Expert Group Meeting – Smart Maintenance
We would like to invite you to the next Smart Maintenance Expert Group meeting. In this meeting we will host Dr. Gabriel Michau from Stadler Services, who will tell us about
Full Steam Ahead: Unveiling the Future of Railway Rolling Stock Maintenance.
The maintenance regime of rolling stock creates by nature a competition between the reliability of the asset and the availability. Traditional maintenance regimes, mixing preventive and corrective maintenance strategies, look for a cost effective optimum between these metrics and years of optimisations have left little room for further improvements using the traditional optimisation strategies.
To achieve even more efficient maintenance strategies, dynamically scheduled maintenance, based on the real condition of the assets and of its components needs to be introduced, the so-called “Condition Based Maintenance” but this requires the development of three new types of capabilities: collecting and managing the right data, processing this data to assess the health of the monitored components and the ability to change and adapt the maintenance schemes seamlessly. Each aspect brings its own challenges, and many of these challenges are similar to the ones faced by the industry in general. In this presentation, we will draw upon exemplary projects carried out within Stadler Service’s fleet management to delve into the specific challenges encountered and the strategies employed to address them.

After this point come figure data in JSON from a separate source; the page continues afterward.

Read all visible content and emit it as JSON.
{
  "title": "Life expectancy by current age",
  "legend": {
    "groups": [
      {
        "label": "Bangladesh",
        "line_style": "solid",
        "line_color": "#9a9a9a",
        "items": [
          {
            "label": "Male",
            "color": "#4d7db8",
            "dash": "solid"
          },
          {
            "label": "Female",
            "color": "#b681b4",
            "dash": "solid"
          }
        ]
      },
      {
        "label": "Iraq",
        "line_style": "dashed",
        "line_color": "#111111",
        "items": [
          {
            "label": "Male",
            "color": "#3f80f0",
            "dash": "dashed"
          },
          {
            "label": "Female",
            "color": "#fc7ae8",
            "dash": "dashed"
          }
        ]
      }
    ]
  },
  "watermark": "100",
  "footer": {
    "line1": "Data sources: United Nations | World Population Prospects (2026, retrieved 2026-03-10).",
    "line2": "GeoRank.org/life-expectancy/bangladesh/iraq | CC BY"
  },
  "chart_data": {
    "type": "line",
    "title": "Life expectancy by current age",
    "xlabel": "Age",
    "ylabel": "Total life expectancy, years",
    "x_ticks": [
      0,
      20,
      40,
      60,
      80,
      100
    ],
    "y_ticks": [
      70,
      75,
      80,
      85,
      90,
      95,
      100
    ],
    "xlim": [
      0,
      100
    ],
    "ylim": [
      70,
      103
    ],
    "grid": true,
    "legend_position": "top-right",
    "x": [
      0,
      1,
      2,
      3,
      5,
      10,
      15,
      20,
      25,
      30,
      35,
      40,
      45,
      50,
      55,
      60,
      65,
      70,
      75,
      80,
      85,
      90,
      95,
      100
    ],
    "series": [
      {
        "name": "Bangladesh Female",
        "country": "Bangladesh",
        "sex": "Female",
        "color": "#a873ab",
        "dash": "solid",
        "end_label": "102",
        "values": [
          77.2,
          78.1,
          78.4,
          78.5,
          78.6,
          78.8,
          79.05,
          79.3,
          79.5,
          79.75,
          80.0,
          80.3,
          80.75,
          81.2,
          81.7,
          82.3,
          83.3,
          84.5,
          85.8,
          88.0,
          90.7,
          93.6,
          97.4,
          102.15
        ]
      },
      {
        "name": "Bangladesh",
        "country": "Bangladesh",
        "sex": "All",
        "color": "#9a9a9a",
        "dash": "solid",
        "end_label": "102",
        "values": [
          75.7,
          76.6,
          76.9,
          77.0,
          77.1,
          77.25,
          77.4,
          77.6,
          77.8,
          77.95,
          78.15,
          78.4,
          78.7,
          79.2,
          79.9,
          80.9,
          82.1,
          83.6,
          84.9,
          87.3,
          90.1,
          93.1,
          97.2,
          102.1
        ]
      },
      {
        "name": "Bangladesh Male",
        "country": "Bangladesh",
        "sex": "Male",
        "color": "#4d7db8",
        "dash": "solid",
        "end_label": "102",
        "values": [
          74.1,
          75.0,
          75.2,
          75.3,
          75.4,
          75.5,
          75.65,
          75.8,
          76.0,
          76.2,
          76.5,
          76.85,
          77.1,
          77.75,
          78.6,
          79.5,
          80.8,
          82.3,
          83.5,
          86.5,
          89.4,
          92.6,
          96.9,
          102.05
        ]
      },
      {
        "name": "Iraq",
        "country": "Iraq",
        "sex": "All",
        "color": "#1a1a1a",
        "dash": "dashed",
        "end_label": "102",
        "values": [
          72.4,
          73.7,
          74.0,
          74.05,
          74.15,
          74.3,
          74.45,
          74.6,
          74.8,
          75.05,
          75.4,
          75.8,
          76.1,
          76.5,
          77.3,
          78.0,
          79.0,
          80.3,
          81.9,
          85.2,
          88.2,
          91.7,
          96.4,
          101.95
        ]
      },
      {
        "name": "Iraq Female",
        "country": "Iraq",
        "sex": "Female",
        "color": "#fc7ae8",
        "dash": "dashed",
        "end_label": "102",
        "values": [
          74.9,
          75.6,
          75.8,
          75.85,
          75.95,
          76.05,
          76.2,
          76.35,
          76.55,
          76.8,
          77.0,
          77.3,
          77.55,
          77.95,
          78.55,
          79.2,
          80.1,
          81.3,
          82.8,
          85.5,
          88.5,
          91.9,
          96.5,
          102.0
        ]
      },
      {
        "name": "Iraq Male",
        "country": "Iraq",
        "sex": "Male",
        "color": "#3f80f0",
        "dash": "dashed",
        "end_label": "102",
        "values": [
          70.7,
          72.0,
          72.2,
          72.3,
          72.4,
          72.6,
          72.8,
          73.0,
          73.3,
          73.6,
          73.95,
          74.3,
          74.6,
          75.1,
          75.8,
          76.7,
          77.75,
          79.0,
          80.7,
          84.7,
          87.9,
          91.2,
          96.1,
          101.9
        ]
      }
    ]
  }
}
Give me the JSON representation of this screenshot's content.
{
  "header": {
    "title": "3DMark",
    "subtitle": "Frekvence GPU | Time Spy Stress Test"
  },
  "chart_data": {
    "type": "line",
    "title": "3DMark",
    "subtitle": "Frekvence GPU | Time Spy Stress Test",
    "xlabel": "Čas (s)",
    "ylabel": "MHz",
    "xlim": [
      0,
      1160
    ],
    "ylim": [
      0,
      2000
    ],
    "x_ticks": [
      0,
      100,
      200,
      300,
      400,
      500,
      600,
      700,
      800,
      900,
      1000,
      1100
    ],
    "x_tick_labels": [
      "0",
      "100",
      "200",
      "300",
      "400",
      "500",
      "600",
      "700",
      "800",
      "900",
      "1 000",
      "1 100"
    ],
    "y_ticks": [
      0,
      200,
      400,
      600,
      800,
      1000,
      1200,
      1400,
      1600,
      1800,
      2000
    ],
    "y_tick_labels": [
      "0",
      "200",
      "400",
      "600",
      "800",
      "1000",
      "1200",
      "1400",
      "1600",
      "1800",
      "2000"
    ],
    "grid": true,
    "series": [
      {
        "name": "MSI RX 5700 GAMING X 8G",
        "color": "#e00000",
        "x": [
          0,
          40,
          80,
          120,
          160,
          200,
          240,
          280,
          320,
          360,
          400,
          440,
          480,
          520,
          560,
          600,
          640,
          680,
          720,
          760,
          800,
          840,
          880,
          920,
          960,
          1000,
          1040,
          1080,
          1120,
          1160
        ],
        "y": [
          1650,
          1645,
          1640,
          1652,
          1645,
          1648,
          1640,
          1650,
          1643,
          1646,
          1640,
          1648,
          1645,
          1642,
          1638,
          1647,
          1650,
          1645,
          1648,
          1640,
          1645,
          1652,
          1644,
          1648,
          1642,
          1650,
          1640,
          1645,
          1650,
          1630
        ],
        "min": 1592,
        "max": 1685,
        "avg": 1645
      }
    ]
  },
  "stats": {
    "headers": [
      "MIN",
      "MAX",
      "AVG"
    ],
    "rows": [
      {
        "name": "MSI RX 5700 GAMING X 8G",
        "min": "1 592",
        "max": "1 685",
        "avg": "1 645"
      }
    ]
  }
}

Dr. Gabriel Michau leads the New Maintenance Technologies team at Stadler Service AG, where he focuses on pioneering innovative maintenance strategies driven by data insights and cutting-edge technologies within the workshop. Prior to this role, he served as a Senior Scientist at ETH Zurich and at the ZHAW, specializing in the application of Deep Learning to Time Series for unsupervised fault detection and diagnostics in complex industrial systems, with a particular focus on very high frequency data (up to 100s of MHz). There, he led research initiatives aimed at advancing intelligent maintenance practices in collaboration with esteemed industrial partners, including SBB-CFF, Airbus, Stadler AG, GE, Oerlikon-Metco, Bystronic and more.
In 2016, he earned a dual PhD in Physics (Signal Processing over Networks) and Transport Engineering through a joint program between the Queensland University of Technology in Brisbane and ENS de Lyon in France. His research focused on inferring traffic flows in cities using Bluetooth and traffic counts data, and he developed an innovative traffic representation tool with graph theory and advanced convex optimization algorithms. His work earned him the first place in both the National and International Abertis Award in 2016.
The talk will be followed by an active discussion about successes and challenges in implementing and scaling condition-based maintenance in real operational systems.